Personal information
- Nickname: Mirka
- Born: 19 May 1977 (age 49) Dolní Jirčany, Czech Republic
- Height: 1.62 m (5 ft 4 in)
- Weight: 53 kg (117 lb)

Sport
- Country: Czech Republic
- Sport: Paralympic athletics Para cross-country skiing
- Disability class: T11

Medal record
Paralympic athletics
Representing Czech Republic
World Championships
| Gold medal – first place | 2011 Christchurch | 800m T11 |
| Bronze medal – third place | 2013 Lyon | 400m T11 |
| Bronze medal – third place | 2013 Lyon | 800m T11 |
European Championships
| Silver medal – second place | 2012 Stadskanaal | 200m T11 |
| Silver medal – second place | 2012 Stadskanaal | 400m T12 |
| Bronze medal – third place | 2012 Stadskanaal | 100m T11 |

= Miroslava Sedláčková =

Czech Paralympic athlete and para cross-country skier

Miroslava Sedláčková (born 19 May 1977) is a retired Czech Paralympic athlete and para cross-country skier.
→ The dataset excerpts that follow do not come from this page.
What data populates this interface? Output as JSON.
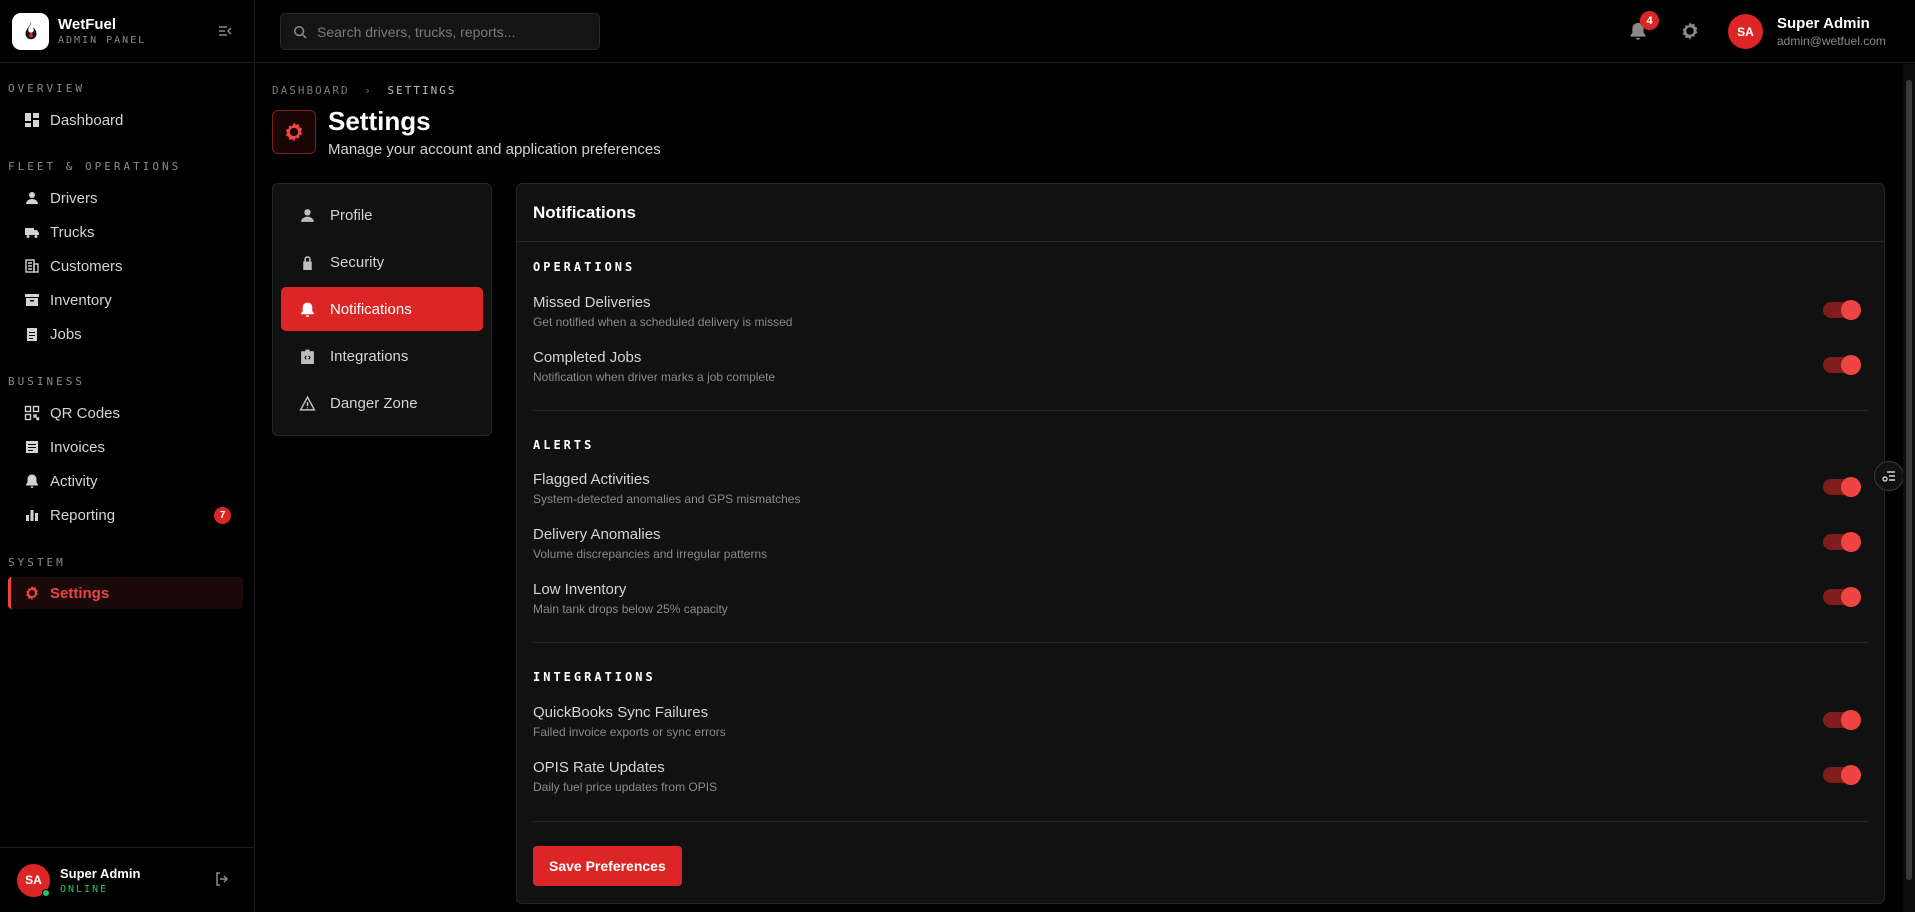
{
  "brand": {
    "title": "WetFuel",
    "subtitle": "ADMIN PANEL"
  },
  "sidebar": {
    "sections": [
      {
        "label": "OVERVIEW"
      },
      {
        "label": "FLEET & OPERATIONS"
      },
      {
        "label": "BUSINESS"
      },
      {
        "label": "SYSTEM"
      }
    ],
    "items": [
      {
        "label": "Dashboard",
        "icon": "dashboard-icon"
      },
      {
        "label": "Drivers",
        "icon": "person-icon"
      },
      {
        "label": "Trucks",
        "icon": "truck-icon"
      },
      {
        "label": "Customers",
        "icon": "building-icon"
      },
      {
        "label": "Inventory",
        "icon": "archive-icon"
      },
      {
        "label": "Jobs",
        "icon": "clipboard-icon"
      },
      {
        "label": "QR Codes",
        "icon": "qr-icon"
      },
      {
        "label": "Invoices",
        "icon": "invoice-icon"
      },
      {
        "label": "Activity",
        "icon": "bell-icon"
      },
      {
        "label": "Reporting",
        "icon": "bar-chart-icon",
        "badge": "7"
      },
      {
        "label": "Settings",
        "icon": "gear-icon",
        "active": true
      }
    ],
    "footer": {
      "initials": "SA",
      "name": "Super Admin",
      "status": "ONLINE"
    }
  },
  "topbar": {
    "search_placeholder": "Search drivers, trucks, reports...",
    "notification_count": "4",
    "user": {
      "initials": "SA",
      "name": "Super Admin",
      "email": "admin@wetfuel.com"
    }
  },
  "breadcrumb": {
    "root": "DASHBOARD",
    "separator": "›",
    "current": "SETTINGS"
  },
  "page": {
    "title": "Settings",
    "subtitle": "Manage your account and application preferences"
  },
  "settings_nav": [
    {
      "label": "Profile",
      "icon": "person-icon"
    },
    {
      "label": "Security",
      "icon": "lock-icon"
    },
    {
      "label": "Notifications",
      "icon": "bell-icon",
      "active": true
    },
    {
      "label": "Integrations",
      "icon": "integration-icon"
    },
    {
      "label": "Danger Zone",
      "icon": "warning-icon"
    }
  ],
  "panel": {
    "title": "Notifications",
    "groups": [
      {
        "title": "OPERATIONS",
        "rows": [
          {
            "title": "Missed Deliveries",
            "desc": "Get notified when a scheduled delivery is missed",
            "enabled": true
          },
          {
            "title": "Completed Jobs",
            "desc": "Notification when driver marks a job complete",
            "enabled": true
          }
        ]
      },
      {
        "title": "ALERTS",
        "rows": [
          {
            "title": "Flagged Activities",
            "desc": "System-detected anomalies and GPS mismatches",
            "enabled": true
          },
          {
            "title": "Delivery Anomalies",
            "desc": "Volume discrepancies and irregular patterns",
            "enabled": true
          },
          {
            "title": "Low Inventory",
            "desc": "Main tank drops below 25% capacity",
            "enabled": true
          }
        ]
      },
      {
        "title": "INTEGRATIONS",
        "rows": [
          {
            "title": "QuickBooks Sync Failures",
            "desc": "Failed invoice exports or sync errors",
            "enabled": true
          },
          {
            "title": "OPIS Rate Updates",
            "desc": "Daily fuel price updates from OPIS",
            "enabled": true
          }
        ]
      }
    ],
    "save_label": "Save Preferences"
  },
  "colors": {
    "accent": "#dc2626",
    "accent_bright": "#ef4444",
    "online": "#22c55e",
    "background": "#000000",
    "panel": "#111111"
  }
}
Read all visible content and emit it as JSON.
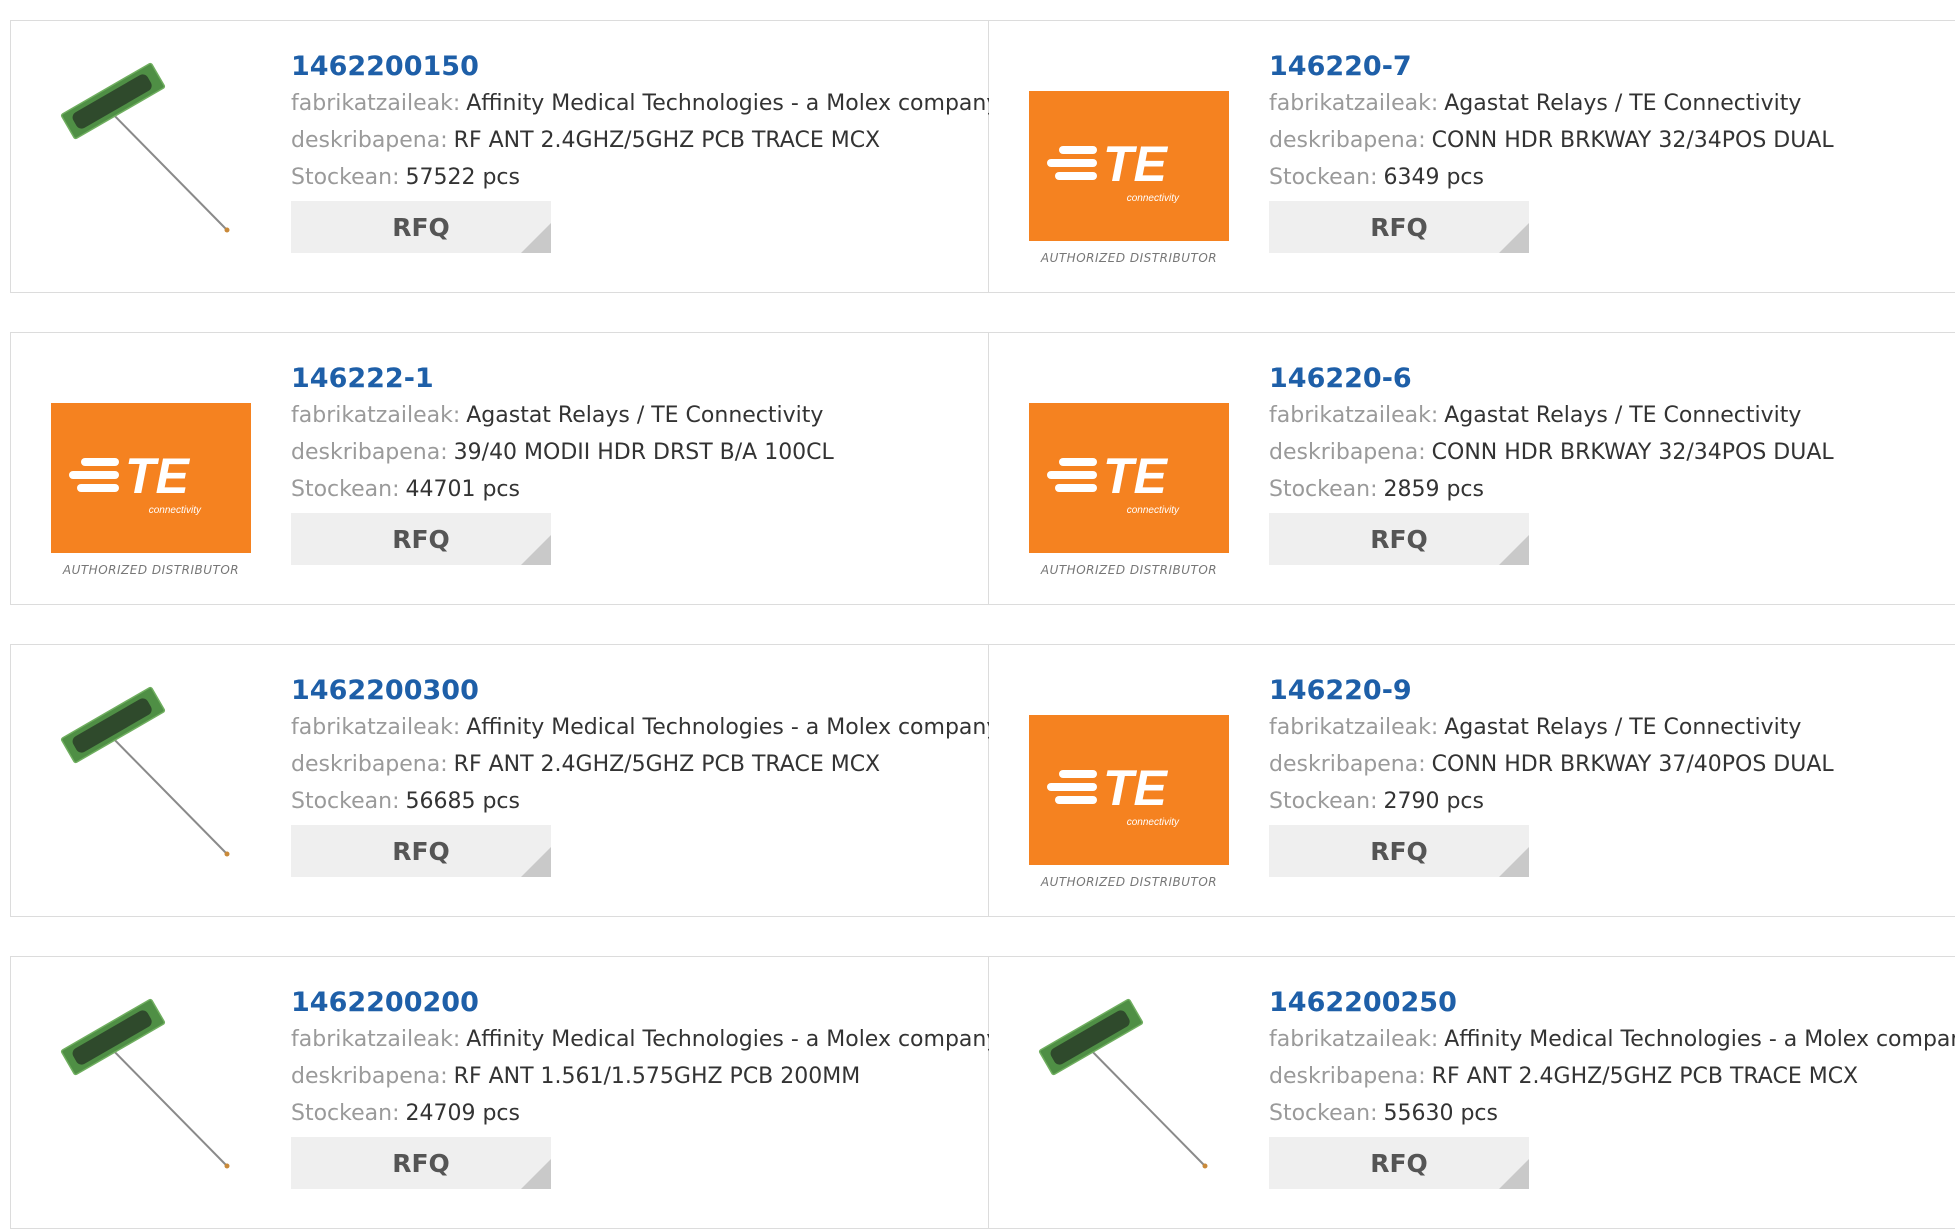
{
  "labels": {
    "manufacturer": "fabrikatzaileak:",
    "description": "deskribapena:",
    "stock": "Stockean:",
    "rfq": "RFQ",
    "authorized": "AUTHORIZED DISTRIBUTOR",
    "te_brand": "TE",
    "te_sub": "connectivity"
  },
  "colors": {
    "title": "#1e5fa8",
    "te_orange": "#f58220",
    "pcb_green": "#3f7a3a"
  },
  "products": [
    {
      "part": "1462200150",
      "manufacturer": "Affinity Medical Technologies - a Molex company",
      "description": "RF ANT 2.4GHZ/5GHZ PCB TRACE MCX",
      "stock": "57522 pcs",
      "image": "antenna-image"
    },
    {
      "part": "146220-7",
      "manufacturer": "Agastat Relays / TE Connectivity",
      "description": "CONN HDR BRKWAY 32/34POS DUAL",
      "stock": "6349 pcs",
      "image": "te-logo"
    },
    {
      "part": "146222-1",
      "manufacturer": "Agastat Relays / TE Connectivity",
      "description": "39/40 MODII HDR DRST B/A 100CL",
      "stock": "44701 pcs",
      "image": "te-logo"
    },
    {
      "part": "146220-6",
      "manufacturer": "Agastat Relays / TE Connectivity",
      "description": "CONN HDR BRKWAY 32/34POS DUAL",
      "stock": "2859 pcs",
      "image": "te-logo"
    },
    {
      "part": "1462200300",
      "manufacturer": "Affinity Medical Technologies - a Molex company",
      "description": "RF ANT 2.4GHZ/5GHZ PCB TRACE MCX",
      "stock": "56685 pcs",
      "image": "antenna-image"
    },
    {
      "part": "146220-9",
      "manufacturer": "Agastat Relays / TE Connectivity",
      "description": "CONN HDR BRKWAY 37/40POS DUAL",
      "stock": "2790 pcs",
      "image": "te-logo"
    },
    {
      "part": "1462200200",
      "manufacturer": "Affinity Medical Technologies - a Molex company",
      "description": "RF ANT 1.561/1.575GHZ PCB 200MM",
      "stock": "24709 pcs",
      "image": "antenna-image"
    },
    {
      "part": "1462200250",
      "manufacturer": "Affinity Medical Technologies - a Molex company",
      "description": "RF ANT 2.4GHZ/5GHZ PCB TRACE MCX",
      "stock": "55630 pcs",
      "image": "antenna-image"
    }
  ]
}
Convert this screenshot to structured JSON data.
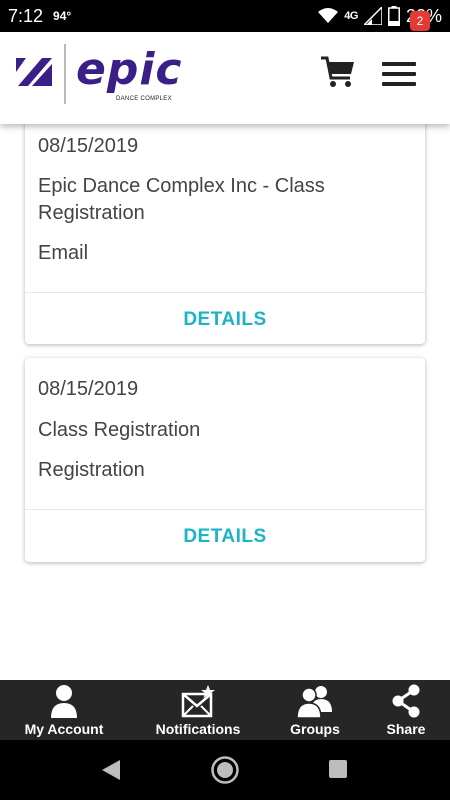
{
  "status_bar": {
    "time": "7:12",
    "temperature": "94°",
    "network": "4G",
    "battery": "22%"
  },
  "header": {
    "logo_text": "epic",
    "logo_subtext": "DANCE COMPLEX",
    "cart_icon": "cart-icon",
    "menu_icon": "hamburger-menu-icon",
    "badge_count": "2"
  },
  "cards": [
    {
      "date": "08/15/2019",
      "title_line1": "Epic Dance Complex Inc - Class",
      "title_line2": "Registration",
      "type": "Email",
      "action": "DETAILS"
    },
    {
      "date": "08/15/2019",
      "title_line1": "Class Registration",
      "type": "Registration",
      "action": "DETAILS"
    }
  ],
  "tabbar": {
    "items": [
      {
        "label": "My Account",
        "icon": "user-icon"
      },
      {
        "label": "Notifications",
        "icon": "envelope-star-icon"
      },
      {
        "label": "Groups",
        "icon": "group-icon"
      },
      {
        "label": "Share",
        "icon": "share-icon"
      }
    ]
  },
  "colors": {
    "brand": "#3a1f86",
    "accent": "#1bb3c6",
    "badge": "#e53935",
    "tabbar": "#262626"
  }
}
She has competed in four Paralympic Games: she took part in the 1998 and 2002 Winter Paralympics in the cross-country skiing at the Paralympics and 2008 and 2012 Summer Paralympics in athletics at the Paralympics.

In 2015, Sedláčková fell and broke her arm which developed into osteosarcoma then she retired from sport. After retirement, she has become a lawyer in Prague.